Fig. 5 |. m⁶A machinery undergoes transcriptional regulation by sex-biased transcription factors.

a, qPCR analysis of Mettl14 expression in livers of male and female Apoe^−/− mice (n=3) with core four genotypes. b, UCSC browser screenshot of ATAC-seq data for Mettl14 promoter region from male mouse liver under different diets and transcription factor motifs identified at this site. Screenshots are representative of five independent biological replicates. c, qPCR analysis of Bcl6 expression in male mouse livers under different diets (n=4 WD, n=5 chow, HF). The experiment was repeated three times with similar results. d, qPCR analysis of Mettl14 expression in livers of male and female WD-fed WT and Bcl6 L-KO mice (n=5 WT mice,6 Bcl6 KO mice). The experiment was repeated three times with similar results. e, Western blot comparing Mettl14 protein levels in livers of male and female WD-fed Bcl6 KO mice compared to WD-fed WT mice. Equal amounts of protein were pooled from 5 animals per group and run in triplicate. The experiment was repeated two times with similar results. All mice were fed the indicated diet for 4 weeks and were fasted for 4-hrs prior to sacrifice. Values are mean ± s.e.m. of 3 (a), 4 (c), 5 (c, d), or 6 (d) independent biological replicates. P values were calculated using one-way analysis of variance (ANOVA) followed with multi-group comparison (Fisher’s) in c or two-way ANOVA followed with multi-group comparison (Tukey) in a and d. *P<0.05; ** P<0.01; *** P<0.001; **** P<0.0001. The precise n, P values, and details of the statistical testing are provided in the source data file.

Fig. 6 |. Loss of m⁶A significantly diminishes sex-specific differences in hepatic lipid composition.

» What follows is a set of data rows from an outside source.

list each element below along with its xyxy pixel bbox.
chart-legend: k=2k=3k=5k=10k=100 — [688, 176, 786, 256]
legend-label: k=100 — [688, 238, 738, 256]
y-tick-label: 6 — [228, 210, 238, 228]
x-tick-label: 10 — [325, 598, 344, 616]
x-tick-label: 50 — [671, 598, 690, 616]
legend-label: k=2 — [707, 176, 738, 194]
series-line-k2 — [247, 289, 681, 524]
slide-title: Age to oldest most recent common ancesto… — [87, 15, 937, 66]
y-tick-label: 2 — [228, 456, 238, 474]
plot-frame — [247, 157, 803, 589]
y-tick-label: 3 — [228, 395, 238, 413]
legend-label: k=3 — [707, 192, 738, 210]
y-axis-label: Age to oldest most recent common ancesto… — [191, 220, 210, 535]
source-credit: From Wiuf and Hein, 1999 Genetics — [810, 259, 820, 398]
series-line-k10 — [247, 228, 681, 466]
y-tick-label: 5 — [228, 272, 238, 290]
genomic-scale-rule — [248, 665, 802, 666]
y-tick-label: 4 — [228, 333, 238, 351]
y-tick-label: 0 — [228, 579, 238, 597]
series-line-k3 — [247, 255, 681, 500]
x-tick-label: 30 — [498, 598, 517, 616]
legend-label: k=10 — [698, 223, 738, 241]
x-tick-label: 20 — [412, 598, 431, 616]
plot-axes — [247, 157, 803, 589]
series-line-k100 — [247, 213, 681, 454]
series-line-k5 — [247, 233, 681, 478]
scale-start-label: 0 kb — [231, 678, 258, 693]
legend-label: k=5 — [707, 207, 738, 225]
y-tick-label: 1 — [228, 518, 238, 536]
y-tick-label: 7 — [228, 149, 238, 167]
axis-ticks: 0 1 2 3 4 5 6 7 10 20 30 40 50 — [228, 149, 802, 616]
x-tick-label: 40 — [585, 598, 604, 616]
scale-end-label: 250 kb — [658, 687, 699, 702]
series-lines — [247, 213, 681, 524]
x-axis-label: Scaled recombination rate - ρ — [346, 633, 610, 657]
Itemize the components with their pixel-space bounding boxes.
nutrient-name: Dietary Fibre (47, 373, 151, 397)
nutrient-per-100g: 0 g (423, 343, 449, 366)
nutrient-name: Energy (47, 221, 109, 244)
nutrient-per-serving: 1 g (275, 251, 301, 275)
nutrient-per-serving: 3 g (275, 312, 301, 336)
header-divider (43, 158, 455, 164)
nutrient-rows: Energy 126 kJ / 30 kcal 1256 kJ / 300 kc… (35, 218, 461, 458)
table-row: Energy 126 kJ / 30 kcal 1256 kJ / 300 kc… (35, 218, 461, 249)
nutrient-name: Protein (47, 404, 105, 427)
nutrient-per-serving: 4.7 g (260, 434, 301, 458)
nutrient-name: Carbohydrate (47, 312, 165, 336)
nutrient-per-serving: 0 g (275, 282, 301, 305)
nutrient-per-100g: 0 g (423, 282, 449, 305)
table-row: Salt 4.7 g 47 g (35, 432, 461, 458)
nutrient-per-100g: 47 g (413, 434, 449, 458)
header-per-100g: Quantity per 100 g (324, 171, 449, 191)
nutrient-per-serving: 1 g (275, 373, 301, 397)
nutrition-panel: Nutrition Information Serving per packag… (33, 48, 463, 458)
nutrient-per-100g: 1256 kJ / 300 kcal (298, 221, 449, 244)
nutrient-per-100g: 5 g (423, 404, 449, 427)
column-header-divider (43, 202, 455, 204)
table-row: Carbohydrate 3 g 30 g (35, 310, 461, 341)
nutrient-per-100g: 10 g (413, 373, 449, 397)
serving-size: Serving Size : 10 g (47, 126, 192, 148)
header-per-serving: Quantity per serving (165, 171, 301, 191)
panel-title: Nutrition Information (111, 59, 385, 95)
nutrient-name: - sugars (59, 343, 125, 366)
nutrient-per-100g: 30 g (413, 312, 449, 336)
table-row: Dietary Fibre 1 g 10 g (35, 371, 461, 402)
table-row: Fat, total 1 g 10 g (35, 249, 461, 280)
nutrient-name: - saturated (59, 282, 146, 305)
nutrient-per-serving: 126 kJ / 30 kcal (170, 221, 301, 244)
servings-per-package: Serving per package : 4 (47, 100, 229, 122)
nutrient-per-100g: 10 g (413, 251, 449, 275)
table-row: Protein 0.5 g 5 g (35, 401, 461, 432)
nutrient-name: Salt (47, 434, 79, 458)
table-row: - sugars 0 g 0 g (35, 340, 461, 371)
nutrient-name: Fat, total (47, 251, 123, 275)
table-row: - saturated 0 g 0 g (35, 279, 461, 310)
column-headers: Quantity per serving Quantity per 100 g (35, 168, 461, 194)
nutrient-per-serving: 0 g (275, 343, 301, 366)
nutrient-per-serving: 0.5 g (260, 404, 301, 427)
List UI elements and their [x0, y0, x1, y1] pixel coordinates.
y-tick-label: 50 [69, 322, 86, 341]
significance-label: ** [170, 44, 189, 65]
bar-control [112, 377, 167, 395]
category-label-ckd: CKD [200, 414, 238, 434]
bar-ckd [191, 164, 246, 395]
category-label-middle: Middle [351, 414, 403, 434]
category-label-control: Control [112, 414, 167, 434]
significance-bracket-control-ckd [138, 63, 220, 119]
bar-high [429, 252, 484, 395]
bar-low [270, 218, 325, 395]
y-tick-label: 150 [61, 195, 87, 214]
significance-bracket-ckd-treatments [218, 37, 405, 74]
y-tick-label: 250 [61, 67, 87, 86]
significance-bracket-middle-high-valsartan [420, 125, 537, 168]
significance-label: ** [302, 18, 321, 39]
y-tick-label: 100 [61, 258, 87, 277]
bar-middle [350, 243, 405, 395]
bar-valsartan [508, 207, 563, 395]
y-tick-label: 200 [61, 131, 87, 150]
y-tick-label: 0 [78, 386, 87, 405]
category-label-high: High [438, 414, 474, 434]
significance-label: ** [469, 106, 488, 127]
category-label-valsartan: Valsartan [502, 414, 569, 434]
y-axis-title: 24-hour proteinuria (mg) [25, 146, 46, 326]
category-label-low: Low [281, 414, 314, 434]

a, CIRCOS plot of hepatic lipid content under different diets (n=5 per group). Width of connection indicates higher TAG content. b, Heatmap of lipogenic gene expression in livers of male and female mice under different diets (n=5 per group) based on RNA-seq. c, qPCR analysis of lipogenic gene expression in livers of WD-fed male and female mice (n=4 per group). The experiment was repeated three times with similar results. d, Western blots comparing lipogenic protein levels in WD-fed WT male and female liver. Equal amounts of protein were pooled from eight animals per group and run in triplicate. The experiment was repeated three times with similar results. e, m⁶A-IP-qPCR validation of m⁶A enrichment on lipogenic genes in livers of male and female mice (n=4 per group). The experiment was repeated two times with similar results. f, Western blots comparing lipogenic protein levels in WD-fed Mettl14 L-KO male and female liver. Equal amounts of protein were pooled from eight animals per group and run in triplicate. The experiment was repeated three times with similar results. g, Quantification of hepatic TG content by lipidomics in WT and Mettl14 L-KO male and female livers (n = 6 KO chow-fed females, n = 7 WT and KO WD-fed males and females, n = 8 WT and KO chow-fed males and KO chow-fed females. h, Principal component analysis (PCA) of gene expression for male and female mouse livers in control and Mettl14 L-KO samples (n = 7 WT males, n = 8 all other groups). Clustering was obtained with data from all detected genes without additional filters. i, Barplot of functional enrichment adjusted P-values (hypergeometric P-values after Benjamini-Hochberg correction) for genes significantly associated with sex-specific responses to Mettl14-L-KO (interaction genes). Ontology terms are grouped by gene member similarity. All mice were fed the indicated diet for 4 weeks and fasted for 4-hrs prior to sacrifice. Values are mean ± s.e.m. of 4 (c,e) or 6–8 (g) independent biological replicates. P values were calculated using unpaired two-tailed t-test (c,e,g). *P<0.05; ** P<0.01; *** P<0.001; **** P<0.0001. The precise n, P values, and details of the statistical testing are provided in the source data file.